The award was part of the annual conference held in Oamaru in May.
Tracey's business came about in 2005 when she failed to find woollen socks for her two pre-school aged boys, Logan and Drew. Being brought up on a North Canterbury sheep farm, she helped in the shearing shed and with lambing and tailing. "I grew up with wool, Mum was a knitter and I just knew the benefits of it."
Researching the market, she discovered that inexpensive imports of synthetic socks had led to New Zealand wool manufacturing businesses closing down and selling their machines.
"You couldn't buy a pair of children's woollen socks in New Zealand." She decided to reverse the trend, setting up a business in a rural township with a population of just 300, using the internet to supply a niche, high quality product using innovative marketing, including social networking sites. "I just felt like it was a sense of duty to bring them back to the market," she said. "If I hadn't had the children I wouldn't have even known that was happening."
The great thing about starting her business was the fact she could start small. "Nobody knew if I had 20 pairs of socks or a shop full." So she found a New Zealand manufacturer and the rest they say is history.
Since the first order was placed via the Cosy Toes website in 2005, Tracey has extended her sock range, to include merino wool clothing, wool blankets and wool tights and now posts all over New Zealand, Australia, United Kingdom, United States and Europe. About 80 per cent of her product is sold in New Zealand with the remainder sent overseas. The business has grown to the point where she now has about 500 orders a month - about 10 to 20 orders a day. Tracey has not really tapped into the international market, so sees the potential to grow the business even further.
Despite her success, Tracey has not based her business on knowledge gained elsewhere. She has learnt the business from ground up - through challenges and adversity and talking to others.
She also drew on the knowledge she gained from working at her partners transport business. "I guess I had a feel for numbers. My upbringing was also one where we learned if you work hard you reap what you sow."
The award is sponsored by Ballance and Access, and this year's award judges were Theresa Gattung of Wool Partners Ltd and Access former chairman Doug Langford. Mr Langford said Tracey was resourceful, passionate and determined to succeed in the face of obstacles with Ms Gattung adding the company was courageous in its inception and spot on in its execution. "Cosy Toes is a great example of new ways to reinvent the existing," Ms Gattung said.

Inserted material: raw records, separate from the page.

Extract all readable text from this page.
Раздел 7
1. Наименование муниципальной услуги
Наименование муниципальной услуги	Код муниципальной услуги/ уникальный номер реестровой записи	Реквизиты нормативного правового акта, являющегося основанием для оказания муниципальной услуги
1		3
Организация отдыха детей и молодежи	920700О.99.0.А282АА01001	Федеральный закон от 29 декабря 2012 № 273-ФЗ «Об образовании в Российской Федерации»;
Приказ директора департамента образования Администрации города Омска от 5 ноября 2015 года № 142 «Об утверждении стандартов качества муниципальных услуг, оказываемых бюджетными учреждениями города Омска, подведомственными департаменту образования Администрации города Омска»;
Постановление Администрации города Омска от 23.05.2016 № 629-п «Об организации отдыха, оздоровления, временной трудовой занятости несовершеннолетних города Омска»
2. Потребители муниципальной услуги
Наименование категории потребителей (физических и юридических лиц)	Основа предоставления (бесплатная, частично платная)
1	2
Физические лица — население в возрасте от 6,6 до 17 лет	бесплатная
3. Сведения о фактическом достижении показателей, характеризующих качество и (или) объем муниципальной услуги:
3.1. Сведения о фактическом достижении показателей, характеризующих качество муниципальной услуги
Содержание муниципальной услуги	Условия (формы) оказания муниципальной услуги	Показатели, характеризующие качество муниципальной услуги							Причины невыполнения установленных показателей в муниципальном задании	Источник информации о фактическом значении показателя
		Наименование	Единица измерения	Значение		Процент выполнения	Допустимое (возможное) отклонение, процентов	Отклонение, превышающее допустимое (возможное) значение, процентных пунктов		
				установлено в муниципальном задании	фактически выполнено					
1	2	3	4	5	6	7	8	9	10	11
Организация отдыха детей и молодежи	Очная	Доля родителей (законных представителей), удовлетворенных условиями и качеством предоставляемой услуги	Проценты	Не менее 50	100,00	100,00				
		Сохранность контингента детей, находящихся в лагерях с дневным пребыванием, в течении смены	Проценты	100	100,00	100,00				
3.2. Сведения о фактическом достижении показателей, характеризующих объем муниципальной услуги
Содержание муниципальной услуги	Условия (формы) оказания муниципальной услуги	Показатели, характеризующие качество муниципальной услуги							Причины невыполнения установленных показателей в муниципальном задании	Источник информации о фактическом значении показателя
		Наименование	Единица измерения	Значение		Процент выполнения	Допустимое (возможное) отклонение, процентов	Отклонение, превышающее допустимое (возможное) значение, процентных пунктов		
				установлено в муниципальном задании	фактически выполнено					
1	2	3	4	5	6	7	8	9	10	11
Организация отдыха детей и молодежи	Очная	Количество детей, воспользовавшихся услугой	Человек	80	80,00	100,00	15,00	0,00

Unfortunately the floods meant Tracey and her husband spent the night in Christchurch instead of at the ceremony in Oamaru, but she was able to fax through her speech notes she had prepared just in case. "I had been really busy leading up to the night with lots of orders and just sort of thought I'll worry about it when I get there."
She was surprised at how well she did but believes it was her belief in the product which saw her do so well. But despite her success she still has unfinished business. "I'm still learning though. You come against these challenges and you work through things. Different opportunities come up and different problems but you just keep on going."